A baguette is rated a 97 (!) on the GI. I eat baguettes often enough, and, though I don’t have huge portions, I find them no worse than any other bread. 35-45 carbs worth of baguette make a decent-sized sandwich, and assuming I’m not stuffing them with carb-laden food (jam, for example) it’s a fine choice for lunch. Heck, croissants are rated 67, and those are downright low carb as far as bread is concerned - one croissant is around 25 or 30 carbs, and once again, makes a great sandwich.
On the other side of the spectrum, dried apricots are rated a 31, and holy crap will those ever wreak havoc with my blood sugars. I pretty much stay away from dried fruit altogether - a tiny amount is a LOT of carbs.

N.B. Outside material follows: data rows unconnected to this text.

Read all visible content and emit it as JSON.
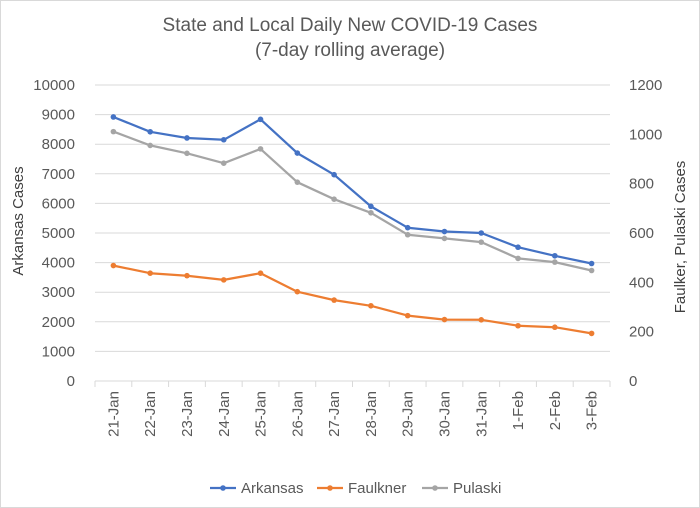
{
  "chart_data": {
    "type": "line",
    "title": "State and Local Daily New COVID-19 Cases",
    "subtitle": "(7-day rolling average)",
    "ylabel": "Arkansas Cases",
    "y2label": "Faulker, Pulaski Cases",
    "ylim": [
      0,
      10000
    ],
    "y2lim": [
      0,
      1200
    ],
    "yticks": [
      "0",
      "1000",
      "2000",
      "3000",
      "4000",
      "5000",
      "6000",
      "7000",
      "8000",
      "9000",
      "10000"
    ],
    "y2ticks": [
      "0",
      "200",
      "400",
      "600",
      "800",
      "1000",
      "1200"
    ],
    "categories": [
      "21-Jan",
      "22-Jan",
      "23-Jan",
      "24-Jan",
      "25-Jan",
      "26-Jan",
      "27-Jan",
      "28-Jan",
      "29-Jan",
      "30-Jan",
      "31-Jan",
      "1-Feb",
      "2-Feb",
      "3-Feb"
    ],
    "grid": true,
    "legend_position": "bottom",
    "series": [
      {
        "name": "Arkansas",
        "axis": "left",
        "color": "#4472c4",
        "values": [
          8920,
          8420,
          8210,
          8150,
          8840,
          7700,
          6970,
          5900,
          5180,
          5050,
          5000,
          4520,
          4230,
          3970
        ]
      },
      {
        "name": "Faulkner",
        "axis": "right",
        "color": "#ed7d31",
        "values": [
          468,
          437,
          427,
          410,
          437,
          362,
          328,
          305,
          265,
          249,
          248,
          224,
          218,
          193
        ]
      },
      {
        "name": "Pulaski",
        "axis": "right",
        "color": "#a5a5a5",
        "values": [
          1011,
          955,
          923,
          883,
          941,
          806,
          737,
          682,
          593,
          578,
          563,
          497,
          482,
          448
        ]
      }
    ]
  }
}
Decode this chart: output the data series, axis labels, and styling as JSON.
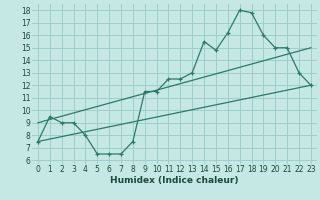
{
  "xlabel": "Humidex (Indice chaleur)",
  "bg_color": "#c5e8e5",
  "grid_color": "#9ecece",
  "line_color": "#2a7a6a",
  "xlim": [
    -0.5,
    23.5
  ],
  "ylim": [
    5.7,
    18.5
  ],
  "xticks": [
    0,
    1,
    2,
    3,
    4,
    5,
    6,
    7,
    8,
    9,
    10,
    11,
    12,
    13,
    14,
    15,
    16,
    17,
    18,
    19,
    20,
    21,
    22,
    23
  ],
  "yticks": [
    6,
    7,
    8,
    9,
    10,
    11,
    12,
    13,
    14,
    15,
    16,
    17,
    18
  ],
  "line1_x": [
    0,
    1,
    2,
    3,
    4,
    5,
    6,
    7,
    8,
    9,
    10,
    11,
    12,
    13,
    14,
    15,
    16,
    17,
    18,
    19,
    20,
    21,
    22,
    23
  ],
  "line1_y": [
    7.5,
    9.5,
    9.0,
    9.0,
    8.0,
    6.5,
    6.5,
    6.5,
    7.5,
    11.5,
    11.5,
    12.5,
    12.5,
    13.0,
    15.5,
    14.8,
    16.2,
    18.0,
    17.8,
    16.0,
    15.0,
    15.0,
    13.0,
    12.0
  ],
  "line2_x": [
    0,
    23
  ],
  "line2_y": [
    7.5,
    12.0
  ],
  "line3_x": [
    0,
    23
  ],
  "line3_y": [
    9.0,
    15.0
  ],
  "xlabel_fontsize": 6.5,
  "tick_fontsize": 5.5
}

Apart from tooth decay, is sugar bad for you in any way then?
I’m just wondering why the OP is thinking about only eating a quarter-serving of cheesecake. A quarter cheesecake I can understand.
No, not really. It is a source of calories. Most foods very high in sugar, are very low in nutrition. But the problem is the lack of nutrition, not the presence of sugar.
The idea with low-GI diets is not that there is something evil about sugar. It’s that insulin reactions to high-GI foods can make you feel hungry. Obviously on a weight reducing diet, something that makes you hungry is bad. Avoiding those foods makes weight reduction easier.
If you are of normal weight, eat a varied diet, are not attempting to reduce caloric intake, and don’t have a problem with being hungry all the time, it’s irrelevant.
BTW, I read that as the serving is equivalent a quarter of the cheesecake.
thanks.
That’s about as much sugar as your normal can of soda. (Which is why I don’t drink soda anymore, but that’s beside the point.) People guzzle down cans of soda every day with no noticeable immediate effects.
Note that at least half the calories in your slice of cheesecake are going to be from fat. Dunno if you care about that, but the sugar isn’t the whole story.
Wrong. Table sugar (sucrose) is a disaccharide of glucose + fructose, and fructose consumption has been linked to a number of diseases:
High intakes of fat, protein, and even minerals are also linked to diseases. What’s your point? Should people quit everything? Or is it more accurate to say that everything is fine in moderation?
Written by Robert Lustig, who is the great anti-sugar crusader. He has a popular YouTube video in which he states that is “poison.”
Many people would take issue with that extreme a stand, even those who advocate reducing your sugar intake. You can find easily refutations of his position by searching on his name. It is not a settled issue, even by consensus of the community.
You also have this part wrong/backward.
Insulin reduces hunger and promotes satiety.